Spiritual gifts strengthen the unity of the church, and in doing so, they help the church make disciples of Jesus Christ for the transformation of the world.
“All of our gifts, regardless of whether it’s prophecy or service or compassion — whatever the gift may be that we happen to have — it all ties in with bringing about God’s kingdom,” said Rev. Brad Davis, who spoke recently about his spiritual gift of prophecy. (See how Davis and others around the conference use their spiritual gifts by clicking here.) “As the people of God, we are to use our gifts to give a glimpse of that coming kingdom in the here and now, the way that God intends the world to be, the life that God intends for all of us to live.”
And that, Bishop Sandra said, “can benefit the communities in ways beyond your imagination.”
“Spiritual gifts are not about self-improvement,” she added. “You can self-improve; if you live out of your spiritual giftedness, you will become more of the person that God created and designed you to be, … but spiritual gifts are those gifts that are to be used on behalf of others. So if you’ve discovered a spiritual gift and you’re letting it languish, you’re really hurting the whole community by not contributing your gift to the whole body of Christ.”
Keep in mind, though, added Rev. Sheri Kernik, that as the needs of the community change, so may your gifts or the order in which your spiritual gifts inventory presents them.
“You should do a spiritual gifts inventory at least once a year, because God takes your gifts, and he moves them for where he wants you to go,” Kernik said. “Your gifts are always shifting and changing as God sees a need. It’s up to us to take what God has intended for us and use it.”
“God gives us the gifts we need at the time that we need them,” Bishop Sandra said.
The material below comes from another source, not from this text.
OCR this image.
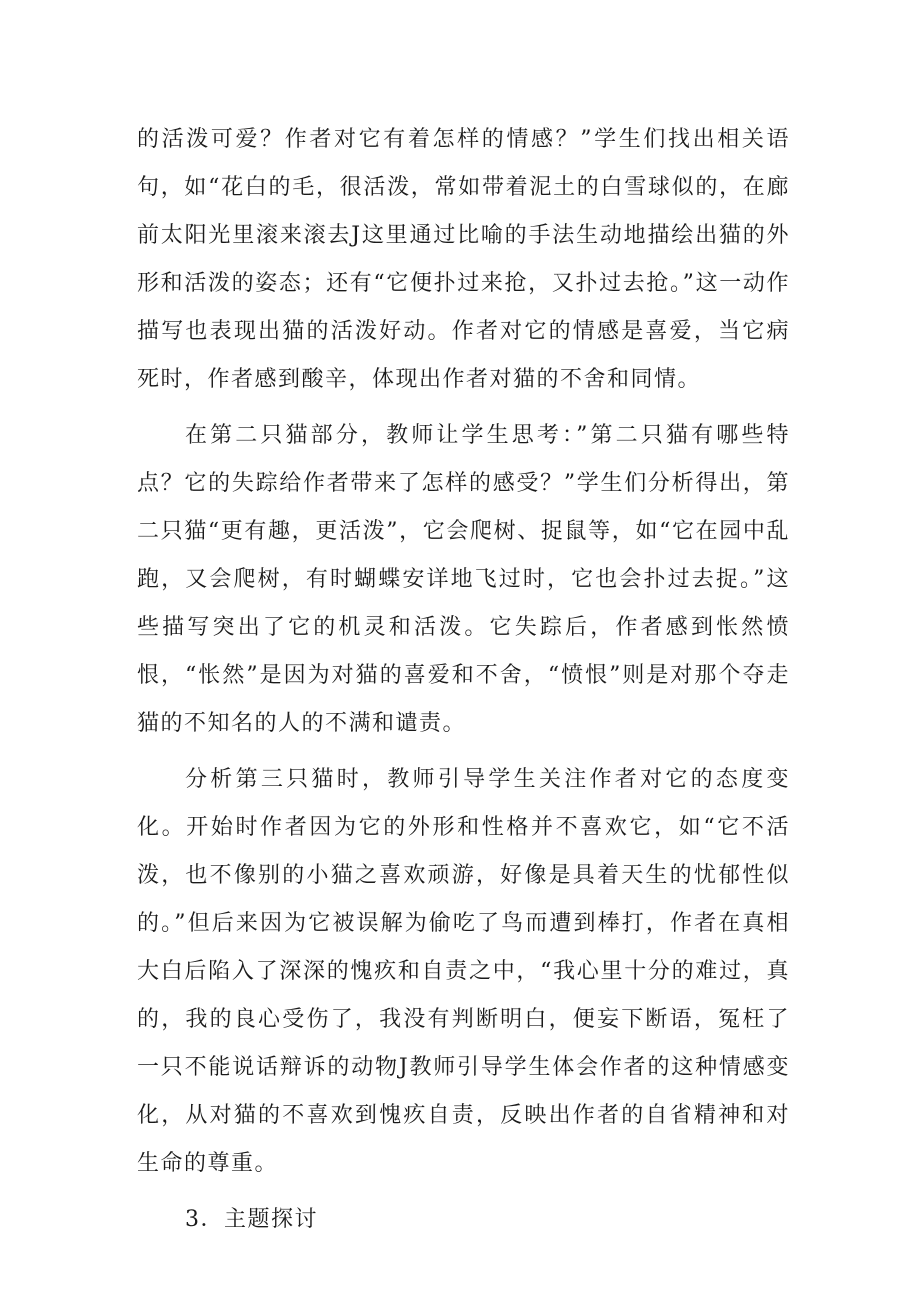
的活泼可爱？作者对它有着怎样的情感？”学生们找出相关语句，如“花白的毛，很活泼，常如带着泥土的白雪球似的，在廊前太阳光里滚来滚去J这里通过比喻的手法生动地描绘出猫的外形和活泼的姿态；还有“它便扑过来抢，又扑过去抢。”这一动作描写也表现出猫的活泼好动。作者对它的情感是喜爱，当它病死时，作者感到酸辛，体现出作者对猫的不舍和同情。

在第二只猫部分，教师让学生思考：”第二只猫有哪些特点？它的失踪给作者带来了怎样的感受？”学生们分析得出，第二只猫“更有趣，更活泼”，它会爬树、捉鼠等，如“它在园中乱跑，又会爬树，有时蝴蝶安详地飞过时，它也会扑过去捉。”这些描写突出了它的机灵和活泼。它失踪后，作者感到怅然愤恨，“怅然”是因为对猫的喜爱和不舍，“愤恨”则是对那个夺走猫的不知名的人的不满和谴责。

分析第三只猫时，教师引导学生关注作者对它的态度变化。开始时作者因为它的外形和性格并不喜欢它，如“它不活泼，也不像别的小猫之喜欢顽游，好像是具着天生的忧郁性似的。”但后来因为它被误解为偷吃了鸟而遭到棒打，作者在真相大白后陷入了深深的愧疚和自责之中，“我心里十分的难过，真的，我的良心受伤了，我没有判断明白，便妄下断语，冤枉了一只不能说话辩诉的动物J教师引导学生体会作者的这种情感变化，从对猫的不喜欢到愧疚自责，反映出作者的自省精神和对生命的尊重。

3．主题探讨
Dawna Johnson, a lay member of Spruce Street UMC, compared spiritual gifts to recipes — those that have a few main ingredients in common but can be used in various combinations for entirely different results.
“God may make one of your other spiritual gifts come to the surface when he needs it,” she said. “If I say I’m going to make chicken, my specialty may be chicken noodle soup. But I know that I can also make bruschetta with that chicken. The chicken is still in there. It’s still the base. For me, my gift of faith is like that. It’s the one ingredient that I can see in every gift that I have received.”
Whatever those gifts may be, it’s important to use them not only within a church but to take them outside the church, for the transformation of the world.
“I think it’s important that churches have an opportunity to be in relationship with each other and do life together — not just sit in a pew,” Rev. Bev Colombo said as she spoke about her gift of apostleship.
For Paula McCoy, a certified lay minister and school nurse with the gift of discernment, spiritual gifts apply not only in church, but in daily living. “It’s about how we use this information to serve Christ better, now, in our time,” she said, “and it applies in pretty much everything I do.”